Tony Schwartz spent hundreds of hours with Trump to ghostwrite his bestselling 1987 book The Art of the Deal, effectively creating the origin story of the brash property tycoon. It was Schwartz who coined the phrase “truthful hyperbole”, which neatly foreshadowed Trump and his supporters’ attempts to rationalize many of his false and misleading claims.

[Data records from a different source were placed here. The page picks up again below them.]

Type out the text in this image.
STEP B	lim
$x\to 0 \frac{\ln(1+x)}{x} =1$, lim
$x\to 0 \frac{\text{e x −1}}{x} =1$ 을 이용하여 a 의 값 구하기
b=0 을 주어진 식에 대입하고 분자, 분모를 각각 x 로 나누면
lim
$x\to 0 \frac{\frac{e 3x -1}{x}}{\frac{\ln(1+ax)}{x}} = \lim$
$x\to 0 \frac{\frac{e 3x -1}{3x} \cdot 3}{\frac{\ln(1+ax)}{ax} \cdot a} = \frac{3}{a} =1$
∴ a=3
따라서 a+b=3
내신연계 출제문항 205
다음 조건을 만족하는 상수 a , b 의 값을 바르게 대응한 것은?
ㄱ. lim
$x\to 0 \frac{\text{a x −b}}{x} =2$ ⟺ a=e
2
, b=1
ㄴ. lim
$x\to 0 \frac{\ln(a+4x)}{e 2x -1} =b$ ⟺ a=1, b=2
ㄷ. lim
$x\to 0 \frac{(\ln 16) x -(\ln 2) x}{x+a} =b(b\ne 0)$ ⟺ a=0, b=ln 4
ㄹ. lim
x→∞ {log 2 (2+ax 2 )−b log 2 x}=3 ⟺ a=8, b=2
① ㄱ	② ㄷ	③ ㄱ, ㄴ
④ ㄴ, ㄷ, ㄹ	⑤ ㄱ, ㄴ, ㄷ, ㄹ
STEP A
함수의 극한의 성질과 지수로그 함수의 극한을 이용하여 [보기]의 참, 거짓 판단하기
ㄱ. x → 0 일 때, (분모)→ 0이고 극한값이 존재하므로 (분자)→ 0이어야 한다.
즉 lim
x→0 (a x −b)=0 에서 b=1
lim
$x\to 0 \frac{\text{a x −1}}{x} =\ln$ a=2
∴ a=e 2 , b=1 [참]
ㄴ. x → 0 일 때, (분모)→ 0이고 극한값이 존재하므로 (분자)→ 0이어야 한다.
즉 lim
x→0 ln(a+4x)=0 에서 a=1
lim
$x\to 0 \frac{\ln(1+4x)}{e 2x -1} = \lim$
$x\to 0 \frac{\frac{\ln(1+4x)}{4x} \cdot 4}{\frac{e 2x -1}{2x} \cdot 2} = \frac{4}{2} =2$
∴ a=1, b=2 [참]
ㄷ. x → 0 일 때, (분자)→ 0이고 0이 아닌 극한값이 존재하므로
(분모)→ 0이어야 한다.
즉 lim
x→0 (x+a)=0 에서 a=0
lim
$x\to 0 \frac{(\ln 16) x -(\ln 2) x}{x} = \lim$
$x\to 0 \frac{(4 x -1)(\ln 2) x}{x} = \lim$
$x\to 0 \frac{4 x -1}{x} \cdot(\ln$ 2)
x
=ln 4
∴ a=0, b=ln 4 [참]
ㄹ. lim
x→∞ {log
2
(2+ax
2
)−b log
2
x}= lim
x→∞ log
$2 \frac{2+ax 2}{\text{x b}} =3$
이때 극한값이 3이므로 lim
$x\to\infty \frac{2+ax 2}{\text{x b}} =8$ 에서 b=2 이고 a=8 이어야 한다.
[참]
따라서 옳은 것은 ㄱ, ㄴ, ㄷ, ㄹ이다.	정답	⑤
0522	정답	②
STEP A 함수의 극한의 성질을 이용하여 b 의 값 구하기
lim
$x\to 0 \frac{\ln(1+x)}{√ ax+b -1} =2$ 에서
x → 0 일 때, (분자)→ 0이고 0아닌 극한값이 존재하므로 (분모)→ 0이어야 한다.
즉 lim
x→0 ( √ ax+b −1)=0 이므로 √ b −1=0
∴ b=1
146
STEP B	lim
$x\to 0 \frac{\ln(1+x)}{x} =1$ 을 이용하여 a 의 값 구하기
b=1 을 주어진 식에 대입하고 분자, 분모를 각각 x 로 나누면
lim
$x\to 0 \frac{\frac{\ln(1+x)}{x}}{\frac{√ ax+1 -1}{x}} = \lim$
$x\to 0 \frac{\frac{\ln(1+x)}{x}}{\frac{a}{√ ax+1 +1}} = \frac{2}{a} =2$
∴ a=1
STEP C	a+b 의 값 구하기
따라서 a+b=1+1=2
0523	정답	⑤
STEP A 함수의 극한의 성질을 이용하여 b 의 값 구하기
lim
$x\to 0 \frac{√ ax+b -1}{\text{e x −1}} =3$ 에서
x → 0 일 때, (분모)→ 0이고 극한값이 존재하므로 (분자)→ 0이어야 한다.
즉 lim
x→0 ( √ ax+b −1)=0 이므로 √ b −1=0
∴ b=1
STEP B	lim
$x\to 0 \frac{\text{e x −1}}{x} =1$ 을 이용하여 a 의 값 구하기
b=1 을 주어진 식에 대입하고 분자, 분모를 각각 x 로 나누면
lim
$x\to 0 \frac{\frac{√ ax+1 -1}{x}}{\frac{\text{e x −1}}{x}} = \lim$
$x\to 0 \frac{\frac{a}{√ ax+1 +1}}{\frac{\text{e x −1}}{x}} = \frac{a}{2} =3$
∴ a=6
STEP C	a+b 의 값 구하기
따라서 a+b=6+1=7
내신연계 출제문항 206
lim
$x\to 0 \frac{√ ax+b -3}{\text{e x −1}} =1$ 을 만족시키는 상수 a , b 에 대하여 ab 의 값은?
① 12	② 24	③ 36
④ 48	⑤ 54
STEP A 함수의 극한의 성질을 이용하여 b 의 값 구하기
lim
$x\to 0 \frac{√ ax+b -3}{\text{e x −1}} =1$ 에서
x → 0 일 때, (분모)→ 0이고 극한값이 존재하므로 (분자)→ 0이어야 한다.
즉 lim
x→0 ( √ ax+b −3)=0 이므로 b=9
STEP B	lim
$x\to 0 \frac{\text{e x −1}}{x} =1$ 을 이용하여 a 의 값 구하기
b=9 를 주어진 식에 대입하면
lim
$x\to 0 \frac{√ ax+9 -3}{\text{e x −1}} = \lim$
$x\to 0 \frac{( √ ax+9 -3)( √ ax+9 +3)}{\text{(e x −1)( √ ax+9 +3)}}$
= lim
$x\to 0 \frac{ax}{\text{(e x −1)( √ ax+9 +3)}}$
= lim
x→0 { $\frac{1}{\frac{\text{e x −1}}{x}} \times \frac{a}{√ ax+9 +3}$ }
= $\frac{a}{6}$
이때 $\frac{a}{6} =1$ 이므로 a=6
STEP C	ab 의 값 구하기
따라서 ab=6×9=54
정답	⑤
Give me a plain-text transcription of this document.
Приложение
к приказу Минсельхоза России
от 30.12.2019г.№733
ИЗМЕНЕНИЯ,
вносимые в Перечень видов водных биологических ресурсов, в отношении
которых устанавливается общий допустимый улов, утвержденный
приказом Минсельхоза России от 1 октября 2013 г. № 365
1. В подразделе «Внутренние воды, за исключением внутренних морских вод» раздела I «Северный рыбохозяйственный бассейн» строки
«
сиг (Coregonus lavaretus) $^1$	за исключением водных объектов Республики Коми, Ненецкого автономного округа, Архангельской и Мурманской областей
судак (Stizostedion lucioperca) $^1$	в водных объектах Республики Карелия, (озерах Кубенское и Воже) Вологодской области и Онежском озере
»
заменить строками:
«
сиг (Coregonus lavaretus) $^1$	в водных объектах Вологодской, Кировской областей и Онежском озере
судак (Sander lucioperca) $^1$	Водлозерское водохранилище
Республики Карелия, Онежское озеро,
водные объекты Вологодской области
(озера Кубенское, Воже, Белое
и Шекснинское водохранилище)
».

The 68-year-old writer has long disowned the president as a malignant narcissist and expressed regret for his part in constructing the mythology. So the New York Times report, detailing chronic financial losses and vast outstanding loans, confirmed his view that Trump was always better at cutting fantasy deals than making real ones.
“It’s the ultimate unmasking of the emperor with no clothes,” Schwartz said by phone from Riverdale in the Bronx, New York. “There’s nothing more important to Trump than being seen as very, very rich, which is why he’s expended so much effort in trying to claim a net worth far beyond what he actually was worth.
“The fact the evidence is unequivocal that he was not the person he claimed to be means that he’s lost the central premise on which he’s based his own self-worth, because Trump confuses personal worth with net worth. There’s nothing Trump hates more than to feel weak and vulnerable and like a failure, so he won’t allow himself to acknowledge those feelings, but they’ll be there and they will affect him.
“Unfortunately, should he be re-elected, one of the ways he’ll respond to that is he’ll take it out on everyone who he thinks diminished or belittled him along the way.”